By Lauren McLaughlin

About Scored (from Goodreads):
Set in the future when teenagers are monitored via camera and their recorded actions and confessions plugged into a computer program that determines their ability to succeed. All kids given a "score" that determines their future potential. This score has the ability to get kids into colleges, grant scholarships, or destroy all hope for the above. Scored's reluctant heroine is Imani, a girl whose high score is brought down when her best friend's score plummets. Where do you draw the line between doing what feels morally right and what can mean your future? Friendship, romance, loyalty, family, human connection and human value: all are questioned in this fresh and compelling dystopian novel set in the scarily forseeable future.

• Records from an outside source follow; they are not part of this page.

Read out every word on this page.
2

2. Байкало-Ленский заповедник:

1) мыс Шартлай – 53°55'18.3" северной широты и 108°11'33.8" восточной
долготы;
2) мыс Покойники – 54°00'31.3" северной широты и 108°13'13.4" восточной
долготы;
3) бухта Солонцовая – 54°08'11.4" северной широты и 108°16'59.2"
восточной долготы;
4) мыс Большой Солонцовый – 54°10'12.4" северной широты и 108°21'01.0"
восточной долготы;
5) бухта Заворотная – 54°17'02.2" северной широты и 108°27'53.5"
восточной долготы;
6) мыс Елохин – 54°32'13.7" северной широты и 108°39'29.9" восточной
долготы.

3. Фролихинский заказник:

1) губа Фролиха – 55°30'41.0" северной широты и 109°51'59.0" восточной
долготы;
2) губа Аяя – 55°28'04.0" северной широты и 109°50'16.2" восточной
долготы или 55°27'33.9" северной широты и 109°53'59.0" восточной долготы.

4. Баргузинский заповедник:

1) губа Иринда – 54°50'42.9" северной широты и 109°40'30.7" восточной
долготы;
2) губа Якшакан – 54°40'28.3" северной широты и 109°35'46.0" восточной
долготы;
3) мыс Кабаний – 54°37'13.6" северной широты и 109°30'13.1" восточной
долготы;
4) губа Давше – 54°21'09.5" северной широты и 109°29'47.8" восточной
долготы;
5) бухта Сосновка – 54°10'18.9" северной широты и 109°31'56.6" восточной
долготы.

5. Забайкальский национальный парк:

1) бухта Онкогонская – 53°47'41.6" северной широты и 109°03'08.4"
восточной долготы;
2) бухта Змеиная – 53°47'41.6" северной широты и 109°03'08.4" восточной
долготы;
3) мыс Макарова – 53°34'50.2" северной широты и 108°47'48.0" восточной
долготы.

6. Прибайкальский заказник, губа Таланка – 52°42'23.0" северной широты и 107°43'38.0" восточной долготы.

At first, I was so excited to get Scored, and initially I couldn't put it down. I absolutely love the YA dystopian genre, and most of the time the authors fully think through the storyline, but sadly this book let me down. McLaughlin creates a very possible future dystpoian reality with the score system. This is a system where teens are constantly monitored by video cameras. Their actions (or inactions) are put into a computer which analyzes their ability to succeed in life. Then each student is scored. The score determines what universities a teen can get into and their future job opportunities. As a side effect, the score also determines friendships and cliques.

Readers see both sides of how being scored can be a blessing and/or a curse. Imani struggles to stay loyal to her friends and not let the score system dictate who her friends should be. When she tries to go against the system, readers get to see the fallout. No, wait, I take that back. Readers don't get to see any of the fallout becase McLaughlin ended the book too soon. She created a realistic world, and built the story up to an interesting climax and then ends the story without a resolution. There were so many questions left unanswered and readers are left unsatisfied.

What happens from the outcome of Imani playing both sides? Was her final score improved or did it drop drastically, and how does that affect her future? How has Imani's deceit with Diego Landis play out in their possible future relationship? What about her dad? Imani tells him to wait wait for her so he can hear what she has done, but readers don't see his reaction. There are many other questions too, but I won't delve into those.

A true epilogue or second book would have been better than the letter that McLaughlin includes. This book had/has a lot of potential and is worth reading, but just know that you will be scratching your head at the end wondering what happend.

Has anyone else read this book?  What are your thoughts about it?